The Non-Coding RNA Journal Club: Highlights on Recent Papers—2

1. Introduction

We are glad to share with you our second Journal Club and to highlight some of the most interesting papers published recently. We hope we will tease your curiosity and encourage you to read full papers outside of your research area, which you may not have read otherwise.

The Non-Coding RNA Scientific Board wishes you an exciting read.

2. Insulin Receptor Substrate-1 Encodes Bifunctional RNAs

Highlight by Claire Francastel and Florent Hubé

Once again, bifunctional RNAs are in the spotlight with, this time, the work of Nagano et al. [1] who identified two main transcript isoforms for the Insulin receptor substrate-1 (Irs-1) gene, which differ in their 5′- and 3′-untranslated regions (UTR). Although both RNAs retain the coding capacity, the longest mRNA isoform (FL-Irs-1) functions as an inhibitor of Rb mRNA expression through a complementary sequence element present in the 5′-UTR, independently of the protein IRS-1. These data add an unconventional player to the long list of myogenic differentiation regulators and put a little more forward the non-coding functions that can hide within mRNA.

3. Polarity-Dependent microRNA Processing to Suppress Epithelial Mesenchymal Transition (EMT)

Highlight by Joseph H. Taube and Sendurai A. Mani

It was the best of times, it was the worst of times, for microRNA processing. At either end of an epithelial cell sits two different E-cadherin dependent complexes. While p120 interacts with E-cadherin in both the apical and basal compartment, PLEKHA7 is specific to the apical zonula adherens (ZA). Kourtidis et al. use proteomic and knockdown methods to show that the PLEKHA7, at the apical complex, is essential for suppressing anchorage-independent growth and expression of transformation-related markers, whereas knockdown of both PLEKHA7 and p120 rescued this effect, revealing an opposing function for the basal complex [2]. This is, in part, due to the recruitment of the microprocessor complex proteins DROSHA and DGCR8 outside of the nucleus and to the ZA. There, microprocessor facilitates the conversion of primary miR-30b (pri-miR-30b) to precursor miR-30b (pre-miR-30b), a process widely considered to occur exclusively in the nucleus. Among other targets, miR-30b is known to down-regulate expression of the epithelial-mesenchymal transition-inducing factor SNAI1, thus revealing an intracellular regulatory pathway that reinforces the coherence of epithelial surfaces.

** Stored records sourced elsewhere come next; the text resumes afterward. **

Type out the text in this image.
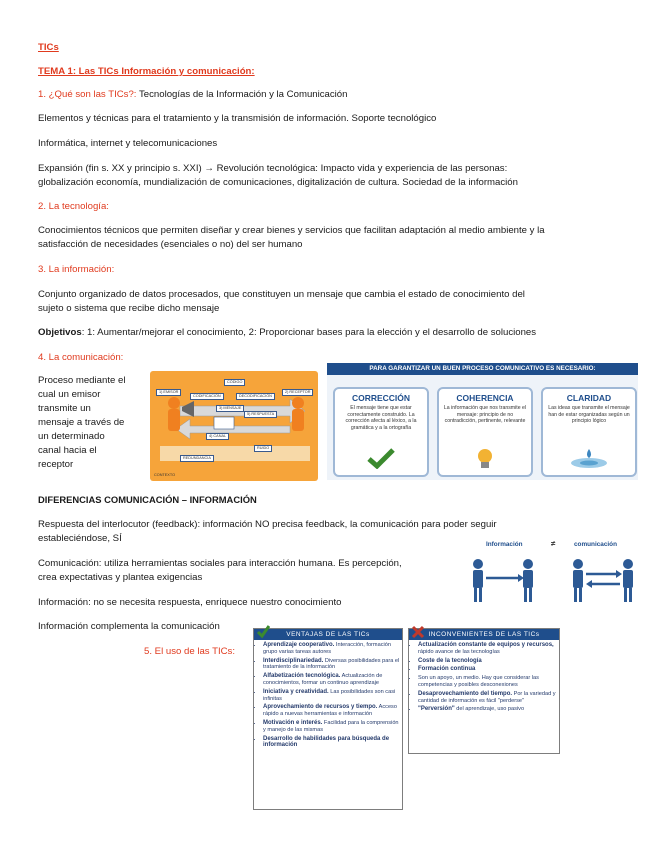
TICs
TEMA 1: Las TICs Información y comunicación:

1. ¿Qué son las TICs?: Tecnologías de la Información y la Comunicación

Elementos y técnicas para el tratamiento y la transmisión de información. Soporte tecnológico

Informática, internet y telecomunicaciones

Expansión (fin s. XX y principio s. XXI) → Revolución tecnológica: Impacto vida y experiencia de las personas:

globalización economía, mundialización de comunicaciones, digitalización de cultura. Sociedad de la información

2. La tecnología:

Conocimientos técnicos que permiten diseñar y crear bienes y servicios que facilitan adaptación al medio ambiente y la

satisfacción de necesidades (esenciales o no) del ser humano

3. La información:

Conjunto organizado de datos procesados, que constituyen un mensaje que cambia el estado de conocimiento del

sujeto o sistema que recibe dicho mensaje

Objetivos: 1: Aumentar/mejorar el conocimiento, 2: Proporcionar bases para la elección y el desarrollo de soluciones

4. La comunicación:

Proceso mediante el

cual un emisor

transmite un

mensaje a través de

un determinado

canal hacia el

receptor

1) EMISOR
CÓDIGO
CODIFICACIÓN	DECODIFICACIÓN
2) RECEPTOR
3) MENSAJE
5) RESPUESTA
4) CANAL
RUIDO
REDUNDANCIA
CONTEXTO
PARA GARANTIZAR UN BUEN PROCESO COMUNICATIVO ES NECESARIO:
CORRECCIÓN
El mensaje tiene que estar correctamente construido. La corrección afecta al léxico, a la gramática y a la ortografía
COHERENCIA
La información que nos transmite el mensaje: principio de no contradicción, pertinente, relevante
CLARIDAD
Las ideas que transmite el mensaje han de estar organizadas según un principio lógico

DIFERENCIAS COMUNICACIÓN – INFORMACIÓN

Respuesta del interlocutor (feedback): información NO precisa feedback, la comunicación para poder seguir

estableciéndose, SÍ

Comunicación: utiliza herramientas sociales para interacción humana. Es percepción,

crea expectativas y plantea exigencias

Información: no se necesita respuesta, enriquece nuestro conocimiento

Información complementa la comunicación

Información	≠	comunicación

5. El uso de las TICs:

VENTAJAS DE LAS TICs
• Aprendizaje cooperativo. Interacción, formación grupo varias tareas autores
• Interdisciplinariedad. Diversas posibilidades para el tratamiento de la información
• Alfabetización tecnológica. Actualización de conocimientos, formar un continuo aprendizaje
• Iniciativa y creatividad. Las posibilidades son casi infinitas
• Aprovechamiento de recursos y tiempo. Acceso rápido a nuevas herramientas e información
• Motivación e interés. Facilidad para la comprensión y manejo de las mismas
• Desarrollo de habilidades para búsqueda de información
INCONVENIENTES DE LAS TICs
• Actualización constante de equipos y recursos, rápido avance de las tecnologías
• Coste de la tecnología
• Formación continua
• Son un apoyo, un medio. Hay que considerar las competencias y posibles desconexiones
• Desaprovechamiento del tiempo. Por la variedad y cantidad de información es fácil "perderse"
• "Perversión" del aprendizaje, uso pasivo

4. Mitochondrial Calcium Overload and Oxidative Stress in Cardiomyocytes Are Linked by microRNA-25

Highlight by Gaetano Santulli

Chen’s group has elegantly demonstrated that miR-25 plays a mechanistic role in regulating mitochondrial function in cardiomyocytes [3]. The mitochondrial calcium uniporter (MCU), a critical Ca²⁺ transporter that regulates mitochondrial [Ca²⁺], was identified as a target of miR-25 by bioinformatic analysis. Intriguingly, miR-25 significantly decreased H₂O₂-induced elevation of mitochondrial Ca²⁺ concentration and protected cardiomyocytes against oxidative damage by inactivating the mitochondrial apoptosis pathway.

This discovery has major implications since mitochondrial Ca²⁺ overload has been recently determined as a key player in the pathophysiology of heart failure. Chen’s work establishes miR-25 as a specific regulator of MCU, providing fundamental bases towards the design of therapies that can regulate mitochondrial [Ca²⁺]. Indeed, while Ca²⁺ is needed in such organelle to activate some enzymes in the Krebs cycle, mitochondrial Ca²⁺ overload can be extremely detrimental.

5. Double Function of Elongator in miRNA Biogenesis

Highlight by Zofia Szweykowska-Kulinska

In their recent paper published in Nature Plants, Fang et al. [4] have shown the double role of Elongator in the case of plant miRNA biogenesis. Elongator complex, which plays versatile roles in transcription and RNA processing, is also involved in MIR genes transcription stimulation and pri-miRNA processing. Experiments have shown that Elongator interacts with Dicer-Like 1 (DCL1) containing Dicing complex and its disruption impairs DCL1 localization in nuclear Dicing bodies. Moreover, the association of DCL1 with chromatin is dependent on the presence of Elongator. Earlier experiments already suggested a negative correlation between DCL1 activity and among the other Arabidopsis pri-miRNA 163 splicing efficiency. A picture also arises showing multifunctional character of the DCL1 protein during miRNA biogenesis.